Gracias al apoyo de la Fundación FIRE, hace dos años Lyndsie y Ellis pudieron fundar el programa de educación especial de Shrine of St. Anne para atender a estudiantes como Krash.
Un “ritmo silencioso”
Kristen agregó que una educación católica le ofrece a Krash la oportunidad de “detenerse, filtrar todo el ruido y conectarse con Dios”. Añadió que a él “le encantan los himnos que se cantan en la Misa escolar y el ritmo silencioso de nuestros rosarios dirigidos por los estudiantes”.

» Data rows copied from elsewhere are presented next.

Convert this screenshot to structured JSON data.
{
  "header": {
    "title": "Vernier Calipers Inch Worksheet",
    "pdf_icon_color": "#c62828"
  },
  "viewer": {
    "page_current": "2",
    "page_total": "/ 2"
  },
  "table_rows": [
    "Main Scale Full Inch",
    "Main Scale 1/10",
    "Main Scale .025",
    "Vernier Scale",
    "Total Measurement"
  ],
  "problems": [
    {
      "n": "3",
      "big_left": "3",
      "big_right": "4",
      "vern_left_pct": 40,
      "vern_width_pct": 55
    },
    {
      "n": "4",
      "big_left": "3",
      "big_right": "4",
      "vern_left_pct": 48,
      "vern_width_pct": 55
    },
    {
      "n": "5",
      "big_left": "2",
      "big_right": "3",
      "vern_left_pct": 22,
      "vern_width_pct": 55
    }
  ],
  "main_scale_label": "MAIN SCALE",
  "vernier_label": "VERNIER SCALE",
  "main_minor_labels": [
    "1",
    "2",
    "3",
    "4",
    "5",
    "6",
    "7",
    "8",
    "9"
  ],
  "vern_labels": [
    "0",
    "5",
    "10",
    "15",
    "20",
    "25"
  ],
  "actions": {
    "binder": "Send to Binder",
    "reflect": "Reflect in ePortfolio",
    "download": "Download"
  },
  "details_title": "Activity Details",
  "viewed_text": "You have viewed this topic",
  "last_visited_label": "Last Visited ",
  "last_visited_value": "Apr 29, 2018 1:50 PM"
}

Lyndsie dijo que a Krash le gusta observar los vitrales y que dice “sacerdote” cuando el padre comienza a hablar.
“Dios puso a nuestra escuela y a Krash juntos, y realmente creo que es otro ejemplo del amor y la confianza inagotables de Dios en nosotros”, afirmó Kristen.
“La estrella del espectáculo”
Este “amor inagotable” se manifiesta en el impacto que Krash tiene en su familia y en la comunidad de Shrine of St. Anne, señaló Meagan. La “bendición más grande” ha sido la cantidad de alumnos y padres que le han dicho lo agradecidos que están de tener a Krash en la escuela.
“Si caminas por el pasillo, Krash es… la estrella del espectáculo. Todos le dan choques de manos”, dijo.
Tanto Meagan como Josh comentaron que la familia se siente “privilegiada” de tener a Krash en sus vidas. Tiene dos hermanos: Karvey, de 5 años, y Kal, de 3. Karvey también asiste a St. Anne.
Meagan dijo que no sabe qué le depara el futuro, pero espera que Krash continúe comunicándose.
“Solo quiero saber qué está pensando. Quiero saber cuál es su color favorito. Quiero saber qué le gusta hacer. Quiero saber qué es lo que más le gusta del parque”, expresó. “Solo quiero saber qué hay dentro de él”.